Generation and analysis of a mouse multitissue genome annotation atlas.

作者信息

Adams Matthew, Vollmers Christopher

机构信息

Department of Molecular, Cellular, and Developmental Biology, University of California Santa Cruz, Santa Cruz, California 95064, USA.
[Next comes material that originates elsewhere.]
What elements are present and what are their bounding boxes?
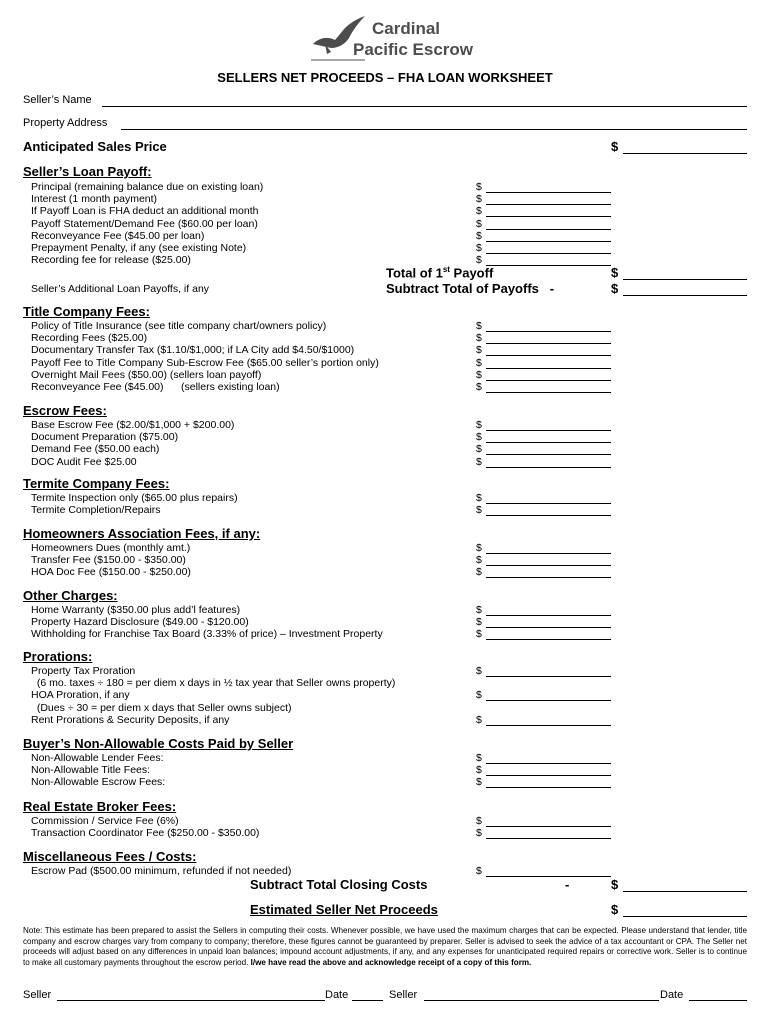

Department of Biomolecular Engineering, University of California Santa Cruz, Santa Cruz, California 95064, USA

出版信息

Genome Res. 2024 Nov 20;34(11):2108-2117. doi: 10.1101/gr.279217.124.

DOI:10.1101/gr.279217.124

PMID:39443154

原文链接:https://pmc.ncbi.nlm.nih.gov/articles/PMC11610592/

Abstract

Generating an accurate and complete genome annotation for an organism is complex because the cells within each tissue can express a unique set of transcript isoforms from a unique set of genes. A comprehensive genome annotation should contain information on what tissues express what transcript isoforms at what level. This tissue-level isoform information can then inform a wide range of research questions as well as experiment designs. Long-read sequencing technology combined with advanced full-length cDNA library preparation methods has now achieved throughput and accuracy where generating these types of annotations is achievable. Here, we show this by generating a genome annotation of the mouse (). We used the nanopore-based R2C2 long-read sequencing method to generate 64 million highly accurate full-length cDNA consensus reads-averaging 5.4 million reads per tissue for a dozen tissues. Using the Mandalorion tool, we processed these reads to generate the Tissue-level Atlas of Mouse Isoforms which is available as a trackhub for the UCSC Genome Browser and contains at least one full-length isoform for the vast majority of expressed genes in each tissue.

摘要

为一个生物体生成准确而完整的基因组注释是复杂的，因为每个组织中的细胞可以从一组独特的基因中表达一组独特的转录本异构体。一个全面的基因组注释应该包含关于哪些组织在何种水平上表达哪些转录本异构体的信息。这种组织水平的异构体信息随后可以为广泛的研究问题以及实验设计提供参考。长读长测序技术与先进的全长cDNA文库制备方法相结合，现已实现了通量和准确性，从而能够生成这类注释。在这里，我们通过生成小鼠的基因组注释来展示这一点。我们使用基于纳米孔的R2C2长读长测序方法生成了6400万个高度准确的全长cDNA一致读段——每个组织平均有540万个读段，共涉及十二个组织。使用Mandalorion工具，我们处理这些读段以生成小鼠异构体的组织水平图谱，该图谱可作为UCSC基因组浏览器的一个轨道中心使用，并且包含每个组织中绝大多数表达基因的至少一个全长异构体。